Here are the ones I have found so far. I know how I could construct more, but the algebra gets annoying.
$$(x, y) =(2n+1, (2n+1)^{2n+1}),\\ (2(2n+1), (2(2n+1))^2),\\ (3(2m+1), (3(2m+1))^3). $$
On
We want to find integer solution to $$\quad \frac{x^y + 1}{y^x + 1}$$ Here are some solutions
$$(2,2)\quad (4,2)\quad (3,3)\quad (2,4)\quad (4,4)\quad (5\le x\le 26,x)\\ (\{3,49,18,27\},27)\qquad (\{11,14,28\},28)\qquad (\{7,8,9,10,11,29\},29)\\ (\{6,7,8,9,10,11,12,13,29\},30)\qquad (\{5,6,7,8,9,10,11,12,13,14,15,31\},31)\\ (\{4,5,6,7,8,9,10,11,12,13,14,15,16,32\},32)\quad $$ I cannot see a pattern but they are easy to find in a spreadsheet.

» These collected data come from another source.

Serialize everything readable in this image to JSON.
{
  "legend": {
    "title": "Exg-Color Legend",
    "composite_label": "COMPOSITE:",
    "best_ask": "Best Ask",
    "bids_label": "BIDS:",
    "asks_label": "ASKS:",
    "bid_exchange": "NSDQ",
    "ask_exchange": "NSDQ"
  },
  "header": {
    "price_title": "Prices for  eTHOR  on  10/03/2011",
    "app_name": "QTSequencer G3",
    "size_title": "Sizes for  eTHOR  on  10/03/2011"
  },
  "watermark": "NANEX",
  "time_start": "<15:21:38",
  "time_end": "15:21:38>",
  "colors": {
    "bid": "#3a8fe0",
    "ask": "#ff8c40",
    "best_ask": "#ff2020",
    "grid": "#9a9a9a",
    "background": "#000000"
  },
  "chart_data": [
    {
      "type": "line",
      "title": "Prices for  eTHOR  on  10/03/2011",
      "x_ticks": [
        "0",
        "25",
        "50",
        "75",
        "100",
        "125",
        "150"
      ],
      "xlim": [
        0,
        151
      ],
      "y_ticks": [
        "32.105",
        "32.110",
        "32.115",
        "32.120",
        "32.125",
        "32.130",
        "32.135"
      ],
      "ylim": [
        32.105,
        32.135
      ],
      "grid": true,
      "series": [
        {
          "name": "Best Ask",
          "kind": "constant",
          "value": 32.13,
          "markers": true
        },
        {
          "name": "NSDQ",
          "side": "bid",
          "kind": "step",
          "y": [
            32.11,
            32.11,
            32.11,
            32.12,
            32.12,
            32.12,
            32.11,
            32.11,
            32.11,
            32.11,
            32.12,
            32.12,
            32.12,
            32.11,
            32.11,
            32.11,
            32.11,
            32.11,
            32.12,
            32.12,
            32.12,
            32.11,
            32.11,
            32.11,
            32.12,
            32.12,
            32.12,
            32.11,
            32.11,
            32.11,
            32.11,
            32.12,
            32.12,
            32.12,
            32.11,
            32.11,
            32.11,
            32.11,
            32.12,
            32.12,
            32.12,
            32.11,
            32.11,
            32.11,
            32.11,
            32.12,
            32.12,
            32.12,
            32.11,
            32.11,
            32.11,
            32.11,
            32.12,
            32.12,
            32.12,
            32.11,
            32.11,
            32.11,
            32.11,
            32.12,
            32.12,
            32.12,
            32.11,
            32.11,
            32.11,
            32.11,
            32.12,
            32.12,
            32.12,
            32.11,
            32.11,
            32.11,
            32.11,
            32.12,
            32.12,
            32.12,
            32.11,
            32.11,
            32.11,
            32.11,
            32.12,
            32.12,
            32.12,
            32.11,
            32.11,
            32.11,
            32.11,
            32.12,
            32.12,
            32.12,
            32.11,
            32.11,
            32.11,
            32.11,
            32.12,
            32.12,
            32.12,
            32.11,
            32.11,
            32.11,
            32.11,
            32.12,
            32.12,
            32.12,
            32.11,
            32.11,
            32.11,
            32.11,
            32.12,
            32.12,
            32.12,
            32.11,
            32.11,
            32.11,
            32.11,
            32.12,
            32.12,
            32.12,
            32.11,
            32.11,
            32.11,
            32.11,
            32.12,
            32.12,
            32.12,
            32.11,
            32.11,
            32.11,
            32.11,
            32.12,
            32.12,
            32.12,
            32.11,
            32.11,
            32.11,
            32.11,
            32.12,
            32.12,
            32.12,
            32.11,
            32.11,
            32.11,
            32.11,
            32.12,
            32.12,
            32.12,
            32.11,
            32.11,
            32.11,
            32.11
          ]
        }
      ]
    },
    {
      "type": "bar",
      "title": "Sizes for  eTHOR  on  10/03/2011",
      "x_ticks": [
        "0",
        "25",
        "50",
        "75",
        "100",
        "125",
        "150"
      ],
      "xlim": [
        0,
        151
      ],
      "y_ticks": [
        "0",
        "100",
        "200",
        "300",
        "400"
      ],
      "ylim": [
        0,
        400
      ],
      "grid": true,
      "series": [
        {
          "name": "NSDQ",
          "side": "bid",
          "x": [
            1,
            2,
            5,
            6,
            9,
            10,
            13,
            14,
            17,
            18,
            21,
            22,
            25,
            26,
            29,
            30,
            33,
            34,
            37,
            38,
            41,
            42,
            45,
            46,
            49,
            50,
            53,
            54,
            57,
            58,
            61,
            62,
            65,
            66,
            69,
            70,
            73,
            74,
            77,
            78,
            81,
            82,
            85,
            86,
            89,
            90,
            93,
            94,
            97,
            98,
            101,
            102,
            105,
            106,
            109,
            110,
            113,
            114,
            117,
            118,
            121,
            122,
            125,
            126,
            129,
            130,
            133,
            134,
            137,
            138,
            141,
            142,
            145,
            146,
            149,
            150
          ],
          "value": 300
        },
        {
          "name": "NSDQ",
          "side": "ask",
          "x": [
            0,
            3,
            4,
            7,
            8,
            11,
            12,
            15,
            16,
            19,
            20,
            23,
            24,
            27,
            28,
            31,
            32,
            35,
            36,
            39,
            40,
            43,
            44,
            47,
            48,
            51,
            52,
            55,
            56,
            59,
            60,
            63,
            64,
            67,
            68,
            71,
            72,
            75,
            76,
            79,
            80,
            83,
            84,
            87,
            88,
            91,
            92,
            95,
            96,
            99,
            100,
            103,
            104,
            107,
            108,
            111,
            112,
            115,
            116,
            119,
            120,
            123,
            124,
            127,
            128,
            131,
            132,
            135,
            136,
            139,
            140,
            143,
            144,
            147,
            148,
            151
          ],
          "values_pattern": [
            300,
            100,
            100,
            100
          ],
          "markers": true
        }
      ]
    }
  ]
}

\begin{align*}\frac{x^y + 1}{y^x + 1}&=k\\\\ \text{Let}\qquad (x^y+1)&=ky^x+k \quad x,y,k>0\\ x^y-ky^x&=k-1 \end{align*}
We let
$\quad k=1\implies x^y\,-\,\,y^x=0\implies x=y$ $\quad k=2\implies x^y-2y^x=1\implies x=3,y=1$ $\quad k=3\implies x^y-3y^x=2\implies x=5,y=1$ $\quad k=4\implies x^y-4y^x=3\implies x=7,y=1$
We can see a pattern in this near trivial solution. If $\,y=1\,$ the denominator will be $\,2\,$ and any odd number $\,x\,$ will yield a solution.